Willard wrote:
I don't think I'd attempt to change anything - as has been pointed out, any alteration in the past would disrupt everything that followed and change the future as well, not necessarily for the better. I know we're just talking fantasy, but even in fantasy, some rules must apply.
Truth be told, there are some moments I'd like to relive, knowing what I know now, in the sense that rather than trying to alter them, I'd like the opportunity to relish them, as they were so fleeting in the moment and I didn't know how important they were going to be to me until much later.
Many of them are now so bittersweet, I know they would break my heart all over again, this time for myriad and quite different reasons. Still, how wonderful it would be to stand in those moments one more time - the touches, the sounds, the smells, the people. To embrace them, knowing how special they are - not just at that instant, but forever.

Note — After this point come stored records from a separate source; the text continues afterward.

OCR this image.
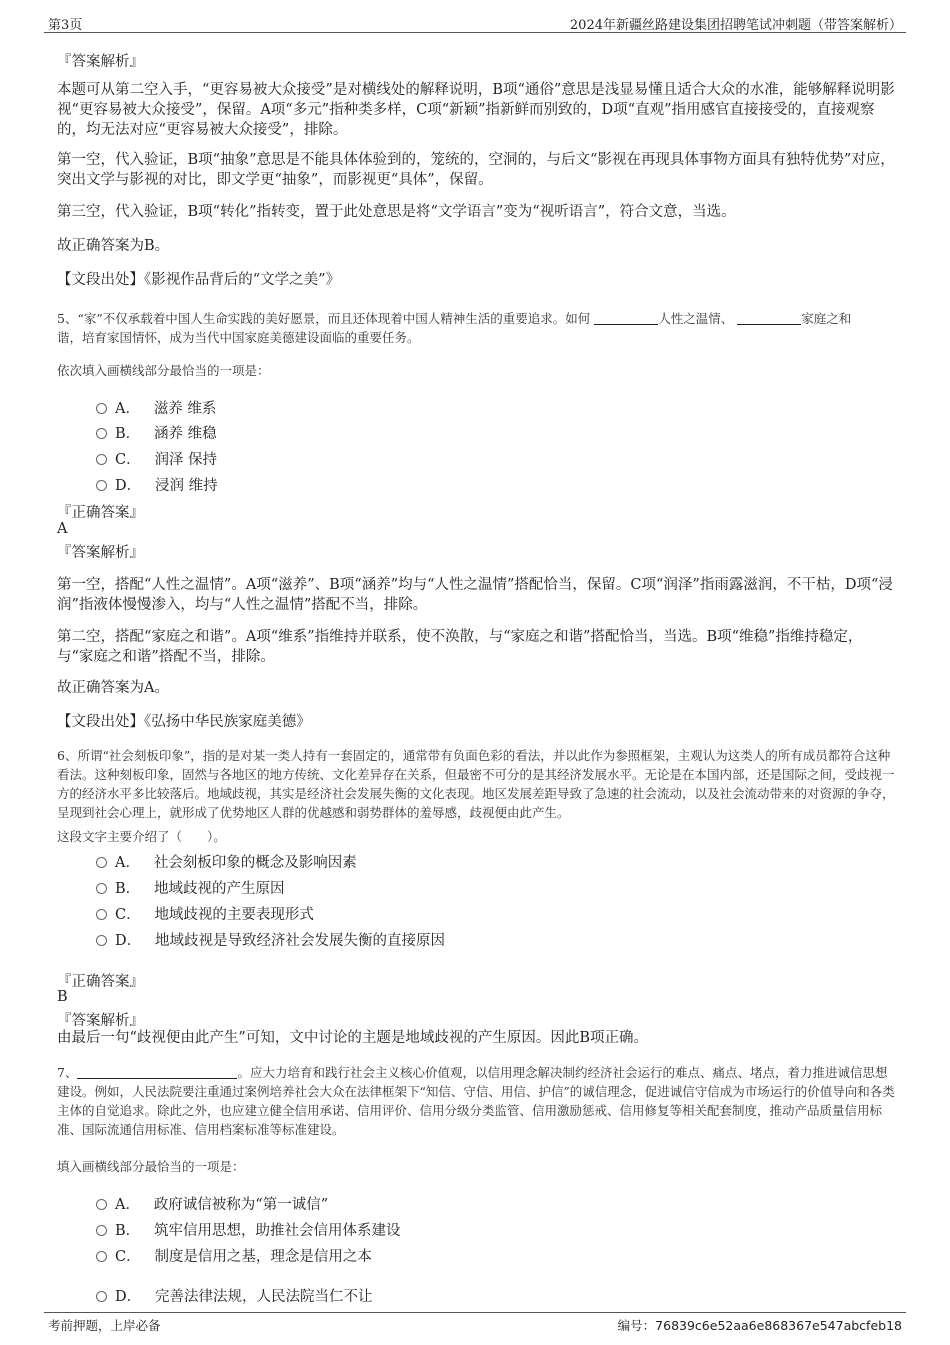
第3页	2024年新疆丝路建设集团招聘笔试冲刺题（带答案解析）
『答案解析』

本题可从第二空入手，“更容易被大众接受”是对横线处的解释说明，B项“通俗”意思是浅显易懂且适合大众的水准，能够解释说明影视“更容易被大众接受”，保留。A项“多元”指种类多样，C项“新颖”指新鲜而别致的，D项“直观”指用感官直接接受的，直接观察的，均无法对应“更容易被大众接受”，排除。

第一空，代入验证，B项“抽象”意思是不能具体体验到的，笼统的，空洞的，与后文“影视在再现具体事物方面具有独特优势”对应，突出文学与影视的对比，即文学更“抽象”，而影视更“具体”，保留。

第三空，代入验证，B项“转化”指转变，置于此处意思是将“文学语言”变为“视听语言”，符合文意，当选。

故正确答案为B。

【文段出处】《影视作品背后的“文学之美”》

5、“家”不仅承载着中国人生命实践的美好愿景，而且还体现着中国人精神生活的重要追求。如何	人性之温情、	家庭之和
谐，培育家国情怀，成为当代中国家庭美德建设面临的重要任务。

依次填入画横线部分最恰当的一项是：
A． 滋养 维系
B． 涵养 维稳
C． 润泽 保持
D． 浸润 维持
『正确答案』
A
『答案解析』

第一空，搭配“人性之温情”。A项“滋养”、B项“涵养”均与“人性之温情”搭配恰当，保留。C项“润泽”指雨露滋润，不干枯，D项“浸润”指液体慢慢渗入，均与“人性之温情”搭配不当，排除。

第二空，搭配“家庭之和谐”。A项“维系”指维持并联系，使不涣散，与“家庭之和谐”搭配恰当，当选。B项“维稳”指维持稳定，与“家庭之和谐”搭配不当，排除。

故正确答案为A。

【文段出处】《弘扬中华民族家庭美德》

6、所谓“社会刻板印象”，指的是对某一类人持有一套固定的，通常带有负面色彩的看法，并以此作为参照框架，主观认为这类人的所有成员都符合这种看法。这种刻板印象，固然与各地区的地方传统、文化差异存在关系，但最密不可分的是其经济发展水平。无论是在本国内部，还是国际之间，受歧视一方的经济水平多比较落后。地域歧视，其实是经济社会发展失衡的文化表现。地区发展差距导致了急速的社会流动，以及社会流动带来的对资源的争夺，呈现到社会心理上，就形成了优势地区人群的优越感和弱势群体的羞辱感，歧视便由此产生。

这段文字主要介绍了（　　）。
A． 社会刻板印象的概念及影响因素
B． 地域歧视的产生原因
C． 地域歧视的主要表现形式
D． 地域歧视是导致经济社会发展失衡的直接原因
『正确答案』
B
『答案解析』

由最后一句“歧视便由此产生”可知，文中讨论的主题是地域歧视的产生原因。因此B项正确。

7、	。应大力培育和践行社会主义核心价值观，以信用理念解决制约经济社会运行的难点、痛点、堵点，着力推进诚信思想建设。例如，人民法院要注重通过案例培养社会大众在法律框架下“知信、守信、用信、护信”的诚信理念，促进诚信守信成为市场运行的价值导向和各类主体的自觉追求。除此之外，也应建立健全信用承诺、信用评价、信用分级分类监管、信用激励惩戒、信用修复等相关配套制度，推动产品质量信用标准、国际流通信用标准、信用档案标准等标准建设。

填入画横线部分最恰当的一项是：
A． 政府诚信被称为“第一诚信”
B． 筑牢信用思想，助推社会信用体系建设
C． 制度是信用之基，理念是信用之本
D． 完善法律法规，人民法院当仁不让
考前押题，上岸必备	编号：76839c6e52aa6e868367e547abcfeb18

Even the emotional wounds and all the accompanying suffering would all be worth it, perhaps because knowing what I know now, I understand WHY those moments HAD to be the way they were.
Well said, my brother! As has been pointed out, one of the major issues involved in such a fantasy is having to deal with people at a lower maturity level, while you are at your current maturity level. That would be the one issue that would give me pause in making this decision. On the other hand, knowing that certain experiences will be prized above most others in your life, you will truly be able to appreciate them for what they're worth.
It would certainly not be simply a struggle among "peers" if I were to broach the subject of the intellectual abuse I endured in my childhood. I would have to fight, tooth and nail, for any moral ground I could gain. That is a struggle that I am willing to fight for, now. Maybe I wasn't, then, but I certainly am now. That is the main reason I voted "Yes!"